Le elezioni del 2 e 3 giugno erano incerte, da un lato forte era il desiderio di punire il Re, il quale aveva accettato le prepotenze del fascismo. Dall’altro lato si desiderava spostare a una data diversa il referendum, i monarchici avrebbero guadagnato migliaia di voti per esempio dai prigionieri non ancora rimpatriati. Nonostante la situazione delicata, l’89% del paese andò alle urne. Si narra che al Viminale giunsero prima i dati del sud e sembrava tutto imprevisto: la Monarchia dominava, la parte meridionale del paese era ancora lontana dai venti repubblicani. Poi il peso significativo del nord fu fondamentale, alla fine la differenza di circa due milioni di voti consegnò la vittoria alla Repubblica, con un paese diviso a metà: nel nord vinse con più del 60% l’anima repubblicana, al sud circa la stessa percentuale in favore di quella monarchica. Soltanto due le province settentrionali in controtendenza: Cuneo e Padova, per ragioni che sarebbe lungo spiegare in questa sede. All’indomani dell’esito la situazione non si presentava definita e serena, tanto che per esempio a Napoli vi furono morti e feriti, proteste contro la bandiera tricolore senza lo scudo di Savoia. Giorni di transizione fra ricorsi e malcontenti. Il 13 giugno 1946 Umberto di Savoia abbandonava il paese, deciso a collaborare senza ulteriore spargimento di sangue.

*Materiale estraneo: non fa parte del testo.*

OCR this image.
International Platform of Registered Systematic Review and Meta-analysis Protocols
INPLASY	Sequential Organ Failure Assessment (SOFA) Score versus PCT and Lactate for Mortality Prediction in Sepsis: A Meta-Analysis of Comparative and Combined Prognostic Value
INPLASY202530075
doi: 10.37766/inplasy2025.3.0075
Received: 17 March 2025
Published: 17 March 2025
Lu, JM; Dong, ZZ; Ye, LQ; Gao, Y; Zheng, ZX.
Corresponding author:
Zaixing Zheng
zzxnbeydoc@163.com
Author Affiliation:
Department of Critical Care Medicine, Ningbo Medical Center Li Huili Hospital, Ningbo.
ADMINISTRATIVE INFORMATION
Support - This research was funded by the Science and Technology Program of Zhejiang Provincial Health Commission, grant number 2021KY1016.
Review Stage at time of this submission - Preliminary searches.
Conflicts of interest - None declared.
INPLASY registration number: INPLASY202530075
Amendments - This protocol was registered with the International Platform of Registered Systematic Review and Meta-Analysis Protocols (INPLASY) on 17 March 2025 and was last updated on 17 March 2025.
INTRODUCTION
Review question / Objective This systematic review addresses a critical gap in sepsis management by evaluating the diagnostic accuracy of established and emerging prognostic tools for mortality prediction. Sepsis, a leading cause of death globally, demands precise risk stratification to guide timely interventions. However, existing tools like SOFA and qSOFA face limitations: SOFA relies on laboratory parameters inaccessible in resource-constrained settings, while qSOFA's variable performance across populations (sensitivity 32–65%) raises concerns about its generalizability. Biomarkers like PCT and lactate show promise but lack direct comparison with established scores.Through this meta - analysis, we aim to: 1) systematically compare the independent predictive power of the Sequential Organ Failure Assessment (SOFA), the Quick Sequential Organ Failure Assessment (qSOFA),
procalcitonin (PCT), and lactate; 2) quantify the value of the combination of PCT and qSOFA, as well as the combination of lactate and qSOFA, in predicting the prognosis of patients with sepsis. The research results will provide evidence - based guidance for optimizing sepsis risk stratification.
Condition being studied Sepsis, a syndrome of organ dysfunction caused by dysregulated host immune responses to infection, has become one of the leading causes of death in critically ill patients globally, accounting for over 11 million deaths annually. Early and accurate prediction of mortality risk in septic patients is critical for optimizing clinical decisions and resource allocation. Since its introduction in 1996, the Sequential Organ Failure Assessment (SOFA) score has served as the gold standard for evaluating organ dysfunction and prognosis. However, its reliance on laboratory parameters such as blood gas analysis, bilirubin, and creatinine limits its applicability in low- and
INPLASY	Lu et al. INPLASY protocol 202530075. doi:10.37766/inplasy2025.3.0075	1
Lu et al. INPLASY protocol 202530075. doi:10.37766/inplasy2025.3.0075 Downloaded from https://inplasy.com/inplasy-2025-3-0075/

Giorni, mesi e anni difficili, gli intellettuali del paese erano divisi, ma il sentimento nazionale era condiviso dai più.
“La cultura italiana è stata particolarmente provata nelle sue illusioni. Non vi è forse nessuno in Italia che ignori che cosa significhi la mortificazione dell’impotenza o un astratto furore. Continueremo, ciò malgrado, a seguire la strada che ancora oggi ci indicano i Thomas Mann e i Benedetto Croce? Io mi rivolgo a tutti gli intellettuali italiani che hanno conosciuto il fascismo. Non ai marxisti soltanto, ma anche agli idealisti, anche ai cattolici, anche ai mistici. Vi sono ragioni dell’idealismo o del cattolicesimo che si oppongono alla trasformazione della cultura in una cultura capace di lottare contro la fame e le sofferenze?”[29 settembre 1945, Il Politecnico, a firma del fondatore della rivista, Elio Vittorini]
La fame e le sofferenze del periodo che precedettero la nascita della Repubblica Italiana furono il vero obiettivo del dibattito culturale, in altre parole come allontanarsi nel migliore dei modi da orrori già vissuti. E gli intellettuali parteciparono, unitamente alla formazione del nuovo sentimento nazionale, alla discussione; non è un caso che molte riviste culturali nacquero in quegli anni, da Il Politecnico di Vittorini alle Cronache Sociali di Dossetti, da Il Ponte di Calamandrei a Belfagor di Russo e Omodeo. La brama di contribuire a promuovere una nuova cultura, che ispirasse non soltanto l’intellighenzia, altresì le masse. Le voci non avevano la medesima foggia, non c’era un’unità affettata, tuttavia chiaro era l’intento: stimolare il dibattito, formare nuove menti, cercare possibili soluzioni condivise per un paese che stava vivendo uno dei periodi più incerti della propria storia dal 1961.
I letterati non stettero a guardare: Pavese, Rebora, Fortini, Pratolini, Gatto, Banti, Morante, quanti nomi si potrebbero elencare? Non perché solo viventi in quegli anni, giacché impegnati ad aumentare gli stimoli culturali, qualcuno anche assai vicino alle tematiche della Resistenza e della Repubblica, consapevoli che il territorio italiano poteva vincere le proprie difficoltà unendosi, contribuendo ognuno ad abbandonate vecchie diatribe. Sì, il repubblicano e il monarchico potevano condividere un unico elemento: l’unità nazionale. E pur fra avversità considerevoli quella fu la voce dominante. E questa dovrebbe essere ancora oggi, fra destra e sinistra del paese, così lontane, così litigiose, nel giorno della Festa della Repubblica. Non solo i politici, anche gli artisti, anche i semplici amanti della letteratura e della cultura, tutti.
L’Italia è un paese dai mille problemi, ciononostante il nostro unico e vero collante non può che essere l’orgoglio di essere italiani, di sentirsi uniti in un’unica barca. I ministri leghisti che oggi non sono a Roma alla parata dimostrano la loro piccolezza culturale, la loro ignoranza; Bossi, Calderoli, Maroni e tutti coloro che pensano che il 2 giugno non sia importante per il paese si vergognino, rappresentano gli ultimi rimasugli di feccia culturale del paese.
Art.54 della Costituzione: “Tutti i cittadini hanno il dovere di essere fedeli alla Repubblica e di osservarne la Costituzione e le leggi”.
Art.67: “Ogni membro del Parlamento rappresenta la Nazione ed esercita le sue funzioni senza vincolo di mandato”.
La Padania è una sciocchezza storica e sarebbe bene che i leghisti iniziassero a capirlo, loro, che intanto mangiano a Roma per essere coerenti.